Despite the importance of monitoring the safety of medicines in the off-label setting, there are many challenges that this situation presents for a pharmacovigilance system. First, the many well known general limitations of a spontaneous reporting system apply to the identification and analysis of spontaneous reports in the off-label setting. Second, spontaneous reports do not always contain the indication for usage or other details that would allow one to determine that the medicine was used in a manner not consistent with the product’s label. Third, the identification of an adverse drug reaction in the off-label does not necessarily mean that this reaction is limited to the off-label setting. Despite these limitations, spontaneous reports can be useful in determining adverse drug reactions when medicines are used off-label.

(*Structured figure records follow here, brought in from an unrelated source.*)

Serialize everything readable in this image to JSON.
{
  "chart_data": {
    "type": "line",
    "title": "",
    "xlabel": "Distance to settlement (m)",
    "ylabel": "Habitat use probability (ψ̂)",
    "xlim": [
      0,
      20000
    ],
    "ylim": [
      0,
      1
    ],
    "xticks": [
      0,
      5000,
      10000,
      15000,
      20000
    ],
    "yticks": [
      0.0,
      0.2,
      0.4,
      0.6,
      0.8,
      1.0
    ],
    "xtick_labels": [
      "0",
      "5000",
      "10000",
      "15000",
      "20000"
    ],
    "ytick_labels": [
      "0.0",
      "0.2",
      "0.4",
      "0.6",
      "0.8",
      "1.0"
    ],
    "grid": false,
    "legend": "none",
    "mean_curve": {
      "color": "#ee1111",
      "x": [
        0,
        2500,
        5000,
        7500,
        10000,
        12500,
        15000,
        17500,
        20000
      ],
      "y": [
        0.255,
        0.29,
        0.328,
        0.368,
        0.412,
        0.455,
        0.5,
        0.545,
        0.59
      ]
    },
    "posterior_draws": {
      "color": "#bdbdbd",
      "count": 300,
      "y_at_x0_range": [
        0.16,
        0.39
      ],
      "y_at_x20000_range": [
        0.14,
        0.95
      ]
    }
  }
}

To supplement data from spontaneous reports, drug utilization databases may be helpful in monitoring off-label use of medicines. Though such databases do not typically contain information on indication for usage, they can be helpful in identifying other aspects of off-label use. For example, drug utilization data may shed light on the age range of patients using a medicine, the duration of therapy, concomitant medications used, and the dosages prescribed. Review of such data may indicate that there is substantial off-label use, and thus may inform safety monitoring. Because drug use databases typically do not have any information on medical diagnoses, they are not suitable for identifying adverse events. Nonetheless, they can be useful for identifying trends in drug usage that may require further study in other databases. Administrative healthcare databases that contain information both on drug use data and medical diagnoses can also be useful for identifying trends in off-label use, though medical record review may be necessary to determine the indication for usage. Electronic medical records may be more useful than administrative healthcare databases, if indication for usage is linked to the drug prescribed. Finally, published clinical trials studying off-label uses may be a useful source of information on adverse drug reactions. However, the limitations of clinical trials for ascertaining adverse event information, especially rare adverse events, are well known.
In summary, the off-label use of medicines is common. Monitoring of adverse events in this setting is important, though there are many challenges in doing so.